Woodruff Speaks of Resilience, Recovery
LEXINGTON, Va., Sept. 6, 2017—Television journalist and traumatic brain injury survivor Bob Woodruff chronicled his comeback and emphasized the healing power of family and friends during remarks given at Virginia Military Institute’s academic convocation earlier today.
Woodruff had recently been named as anchor of ABC News’ evening broadcast World News Tonight when he traveled to Iraq to report on the war there. He was embedded with the U.S. Army’s 4th Infantry Division and traveling in a group of armored vehicles near Taji, Iraq, on Jan. 29, 2006, when the vehicle in which he was riding hit an improvised explosive device (IED), injuring both Woodruff and his camera man, Doug Vogt.
The bomb’s impact left Woodruff with permanent vision loss in one eye and fractured his skull. He later had to have a 16-centimeter portion of his skull removed due to brain swelling and spent 36 days in a medically induced coma. Today, Woodruff still suffers from expressive aphasia, which is the inability to recall words.
Woodruff told his audience of cadets, faculty, staff, and community members that he came out of the coma to find himself in Bethesda Naval Hospital in Bethesda, Maryland—but he had no idea where he was.
“I couldn’t name the names any of the states in our country,” he remarked. “I couldn’t name the names of any of the countries in the world, including ours. I couldn’t remember the names of any of my three brothers. I called them all by my oldest brother’s name, Dave.”
Before he awoke from the coma, Woodruff had been in such a dire condition that his family was preparing for a lifetime of permanent, severe disability. “My wife had been looking for a nursing home to put me in, because she had no idea if I would walk again or speak again,” he explained.
Slowly, though, Woodruff began to regain the skills he’d lost, although not all of them would come back fully. “To this day, I have a pretty bad loss of memory,” he stated.
Thirteen months after the injury, Woodruff returned to ABC with a documentary, “To Iraq and Back: Bob Woodruff Reports,” which was honored with the prestigious Peabody Award in 2008. In addition, Woodruff has written a memoir, In an Instant: A Family's Journey of Love and Healing.
In his remarks at VMI, Woodruff was quick to credit his family, including his wife, Lee, and their four children, for the degree of recovery he has been able to achieve. “The brain is remarkable,” he said. “If you have love around you, the brain does get better.”
With that sentiment in mind, Woodruff urged the cadets in the audience to cherish and nurture their friendships.
“Whatever issues you may have, whatever troubles you may have, there’s nothing more powerful than having that group of friends at your back,” he stated.
It was while he was a patient at Bethesda Naval Hospital that Woodruff and his family discovered a need for more support for veterans of the recent wars. After learning of a hospitalized Marine whose family couldn’t afford to travel from Florida for a visit, Bob and Lee Woodruff began the Bob Woodruff Family Foundation, a nonprofit organization focused on assisting the country’s post-9/11 injured veterans and their families.
To date, the Foundation has raised more than $45 million and has helped more than 2.5 million veterans and family members. Woodruff described seeing the good that the Foundation has done as “the most satisfying thing I’ve ever done in my life.”

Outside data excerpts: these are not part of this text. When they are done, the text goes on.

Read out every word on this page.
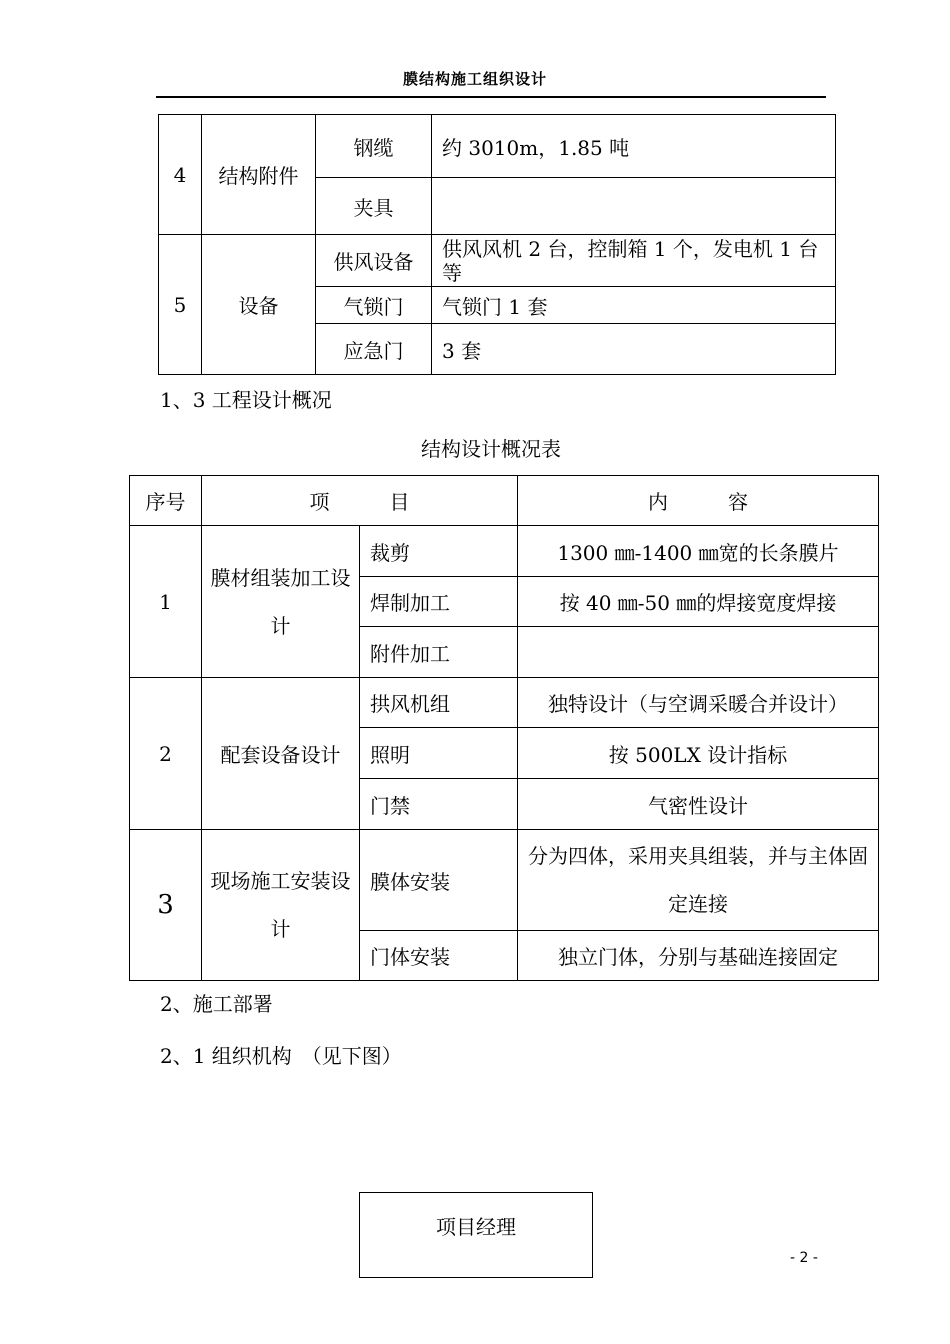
膜结构施工组织设计
4	结构附件	钢缆	约 3010m，1.85 吨
		夹具	
5	设备	供风设备	供风风机 2 台，控制箱 1 个，发电机 1 台等
		气锁门	气锁门 1 套
		应急门	3 套
1、3 工程设计概况
结构设计概况表
序号	项　　　目		内　　　容
1	膜材组装加工设计	裁剪	1300 ㎜-1400 ㎜宽的长条膜片
		焊制加工	按 40 ㎜-50 ㎜的焊接宽度焊接
		附件加工	
2	配套设备设计	拱风机组	独特设计（与空调采暖合并设计）
		照明	按 500LX 设计指标
		门禁	气密性设计
3	现场施工安装设计	膜体安装	分为四体，采用夹具组装，并与主体固定连接
		门体安装	独立门体，分别与基础连接固定
2、施工部署
2、1 组织机构　（见下图）
项目经理
- 2 -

Today, Woodruff continues to work for ABC News, and even keeps an apartment in Beijing, China, where he began his journalism career during the Tiananmen Square student protests of 1989. But as he travels and reports, Woodruff does so with the awareness that the exceptional degree of recovery he’s achieved is not something to be taken for granted.
“How miraculous it is that I’m able to be here,” he noted. “I’m blessed and I’m lucky to be here.”